Indonesian Steel Factories Falling One by One, Now Krakatau Osaka Steel Closes Due to Cheap Imported Steel
The national steel industry has lost another player after one company halted operations due to pressure from cheap imported steel. Uneven price competition has made it increasingly difficult for domestic producers to survive amid a global oversupply.
PT Krakatau Osaka Steel (KOS) has officially stopped production at the end of April 2026 and will close all business activities in June 2026 after years of declining business performance.
The industry is under pressure as the domestic construction steel market weakens, while cheaper imported products increasingly dominate the market. Global steel producers have advantages in production scale and cost efficiency, allowing them to offer far more competitive prices than domestic producers.

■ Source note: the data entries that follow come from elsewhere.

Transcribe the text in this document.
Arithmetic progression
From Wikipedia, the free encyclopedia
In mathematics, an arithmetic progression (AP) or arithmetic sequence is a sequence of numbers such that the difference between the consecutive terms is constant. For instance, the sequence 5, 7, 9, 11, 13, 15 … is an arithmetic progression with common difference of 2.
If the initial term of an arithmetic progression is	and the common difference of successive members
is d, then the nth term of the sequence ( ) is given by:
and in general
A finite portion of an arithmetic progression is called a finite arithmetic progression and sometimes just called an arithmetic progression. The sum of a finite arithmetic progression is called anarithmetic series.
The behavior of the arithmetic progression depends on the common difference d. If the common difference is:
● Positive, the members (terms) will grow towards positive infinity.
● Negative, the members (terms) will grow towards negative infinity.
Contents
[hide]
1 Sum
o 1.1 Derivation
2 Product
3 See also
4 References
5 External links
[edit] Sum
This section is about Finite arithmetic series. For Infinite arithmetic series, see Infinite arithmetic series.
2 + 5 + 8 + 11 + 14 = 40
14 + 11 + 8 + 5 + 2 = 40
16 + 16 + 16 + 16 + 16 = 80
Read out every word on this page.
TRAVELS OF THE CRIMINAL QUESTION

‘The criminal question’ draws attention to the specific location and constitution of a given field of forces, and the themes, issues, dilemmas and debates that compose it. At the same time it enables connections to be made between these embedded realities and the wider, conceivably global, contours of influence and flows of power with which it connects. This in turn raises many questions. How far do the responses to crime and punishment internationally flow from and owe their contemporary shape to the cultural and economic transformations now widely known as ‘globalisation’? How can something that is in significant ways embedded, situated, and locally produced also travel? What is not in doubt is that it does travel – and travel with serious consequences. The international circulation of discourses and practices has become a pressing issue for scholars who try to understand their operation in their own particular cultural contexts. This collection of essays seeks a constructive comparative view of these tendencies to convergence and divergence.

Bhima Yudhistira Adhinegara, Executive Director of the Center of Economic and Law Studies (CELIOS), views the closure of KOS as reflective of structural problems in the national steel industry. “Krakatau Osaka Steel (KOS) is actually the second victim. Previously, in October 2025, the Metal Steel Group factory owned by Ispat Indo, operating in Surabaya, also closed,” said Bhima on Wednesday (6/5/2026).
According to Bhima, the flood of cheap steel imports from China has created unbalanced price competition. The current capacity utilisation of the national steel industry is only around 52 percent, far from the ideal level of about 80 percent.
“China’s steel production in a year is around 1 billion tonnes. Imagine, just 2 percent exported to Indonesia already exceeds Indonesia’s production capacity. This is unfair competition given the cheaper price of Chinese steel,” said Bhima.
He urged the government to accelerate anti-dumping policies from upstream to downstream.
Findings from the Indonesian Anti-Dumping Committee regarding Chinese steel dumping practices, with price differences of 5.9 percent to 55.6 percent cheaper, are seen as a basis for strengthening protection of the domestic industry.